Gilbert Godfrey became so angry at his father Arthur Godfrey for breaking a rock n roll 45 on his radio show and embarrassing him to his classmates, that he abused several substances and got his brain fried. Once Gilbert entered showbusiness he changed his name to Gottfried.
Gilbert Godfrey’s son Gilbert Godfrey Jr. was so angry at his father that he changed his last name to Grape and wrote a fictionized book about his dysfunctional family under the nom de plume of Peter Hedges, in which he has his father commit suicide.
When Hanna Barbera was looking to update the 70s cartoon Grape Ape for the 90s, they tapped comic artist and writer Rob Liefeld to help. Liefeld drew up a more extreme version of the Grape Ape and his companion Beegle Beagle which included gigantic guns and swords, bulky lopsided armor over swollen, oversized muscles, and pouches everywhere. Plans fell through when Liefeld proved unable to draw feet for the giant ape or any of the side characters.
In Issue #334 of Grape Ape and the Primate Patrol, Beegle Beagle pees on the shoes of both standup comic/actor Gilbert Gottfried and D-list author Gilbert Godfrey.
Author Gilbert Grape is currently working on the fictionalized book of that great movie that turned child actor Wil Wheaton into an A-list Oscar winning actor "Serial Apist 2., which won a record breaking 17 Oscars (though Best Picture went to La La Land). Gilbert Gottfried (currently starring in La La Land 2) blurb for the movie was “It’s better than The Godfather Part 2.”
George Lucas repeated the Gottfried quote at a Star Wars press junket and was in danger of being lynched when George escaped with the help of his friend, an ape named Ape.
George and Ape are currently evading the law by hiding in the jungle. Nobody is looking very hard to find them.
Ape ghost-wrote all the Star Wars prequels.
When George Lucas saw the first draft of The Phantom Menace he went apeoplectic.
apeoplectic is the only word included in Webster’s dictionary as a heading only with no following definition.

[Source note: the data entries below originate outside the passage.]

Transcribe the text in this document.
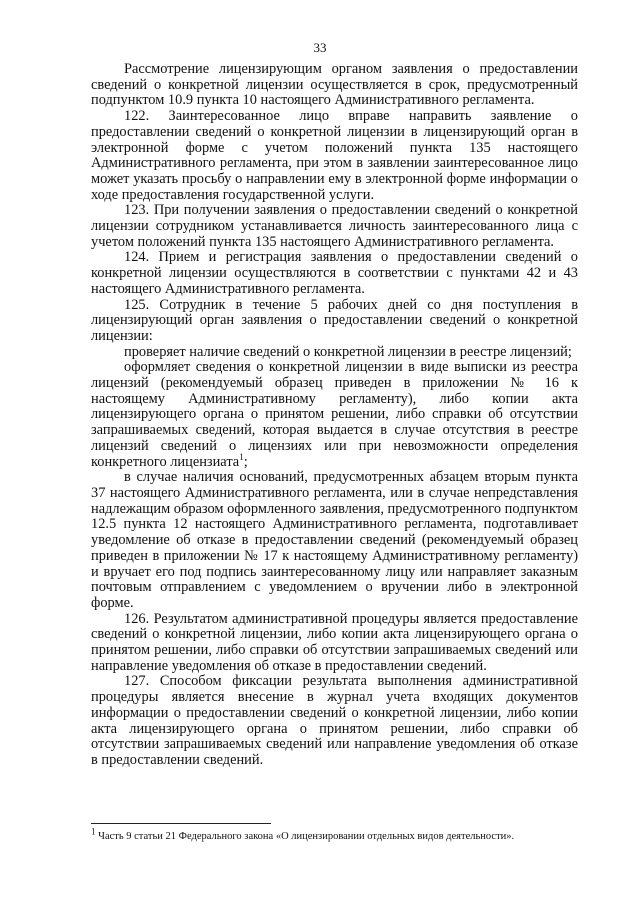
33

Рассмотрение лицензирующим органом заявления о предоставлении сведений о конкретной лицензии осуществляется в срок, предусмотренный подпунктом 10.9 пункта 10 настоящего Административного регламента.

122. Заинтересованное лицо вправе направить заявление о предоставлении сведений о конкретной лицензии в лицензирующий орган в электронной форме с учетом положений пункта 135 настоящего Административного регламента, при этом в заявлении заинтересованное лицо может указать просьбу о направлении ему в электронной форме информации о ходе предоставления государственной услуги.

123. При получении заявления о предоставлении сведений о конкретной лицензии сотрудником устанавливается личность заинтересованного лица с учетом положений пункта 135 настоящего Административного регламента.

124. Прием и регистрация заявления о предоставлении сведений о конкретной лицензии осуществляются в соответствии с пунктами 42 и 43 настоящего Административного регламента.

125. Сотрудник в течение 5 рабочих дней со дня поступления в лицензирующий орган заявления о предоставлении сведений о конкретной лицензии:

проверяет наличие сведений о конкретной лицензии в реестре лицензий;

оформляет сведения о конкретной лицензии в виде выписки из реестра лицензий (рекомендуемый образец приведен в приложении № 16 к настоящему Административному регламенту), либо копии акта лицензирующего органа о принятом решении, либо справки об отсутствии запрашиваемых сведений, которая выдается в случае отсутствия в реестре лицензий сведений о лицензиях или при невозможности определения конкретного лицензиата$^1$;

в случае наличия оснований, предусмотренных абзацем вторым пункта 37 настоящего Административного регламента, или в случае непредставления надлежащим образом оформленного заявления, предусмотренного подпунктом 12.5 пункта 12 настоящего Административного регламента, подготавливает уведомление об отказе в предоставлении сведений (рекомендуемый образец приведен в приложении № 17 к настоящему Административному регламенту) и вручает его под подпись заинтересованному лицу или направляет заказным почтовым отправлением с уведомлением о вручении либо в электронной форме.

126. Результатом административной процедуры является предоставление сведений о конкретной лицензии, либо копии акта лицензирующего органа о принятом решении, либо справки об отсутствии запрашиваемых сведений или направление уведомления об отказе в предоставлении сведений.

127. Способом фиксации результата выполнения административной процедуры является внесение в журнал учета входящих документов информации о предоставлении сведений о конкретной лицензии, либо копии акта лицензирующего органа о принятом решении, либо справки об отсутствии запрашиваемых сведений или направление уведомления об отказе в предоставлении сведений.

$^1$ Часть 9 статьи 21 Федерального закона «О лицензировании отдельных видов деятельности».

Immediately adopted by the scientific community, the term apeoplectic was coined by primate researcher/photographer Dian Fossey, who receives no royalties at all for the use of the word, in as much as she’s dead.
Dian Fossey’s brother Bob, although also dead, is planning a highly choreographed Broadway musical version of War of the Planet of the Apes. He’s hoping to get Bette Midler to play the lead role.
If Bette can’t do it, maybe Bernadette can. Or Troy McClure.
Troy McClure’s pet fish were named Bette and Bernadette.
Bette Betta and Bernadette Betta to be precise. Very briefly he also owned Barry Barracuda, but that didn’t work out.
Neither did Perry the Piranha, Edward the Eel, Timmy the Tiger Fish, or Steve the Stingray.
Eddie “the Eel” Phartucchio is currently spending fifty in the Big House for disturbing the peace.
Eddie “the Eel” Partuccio had previously become known in the scientific community when he studied ocean produced methane. He learned to his surprise that the main source of methane was in fact from eels. Yes. Eel farts. Because he became the laugh of serious environmentalists the only periodical that would publish his paper was Mad Magazine. It was and is still the only nonfiction to appear in the venerable publication.
Mad Magazine’s Don Martin owns the trademark to the words “Fonebone,” “Bliomp,” “Slurk Glurkle Glup,” and “Shwik Shwika Shk Shhhsk Shashwik Shash Shak.”
Nad magazine, the quarterly publication of the American Testicular Appreciation Society, is prohibited under Utah law from being sold anywhere in Botswana.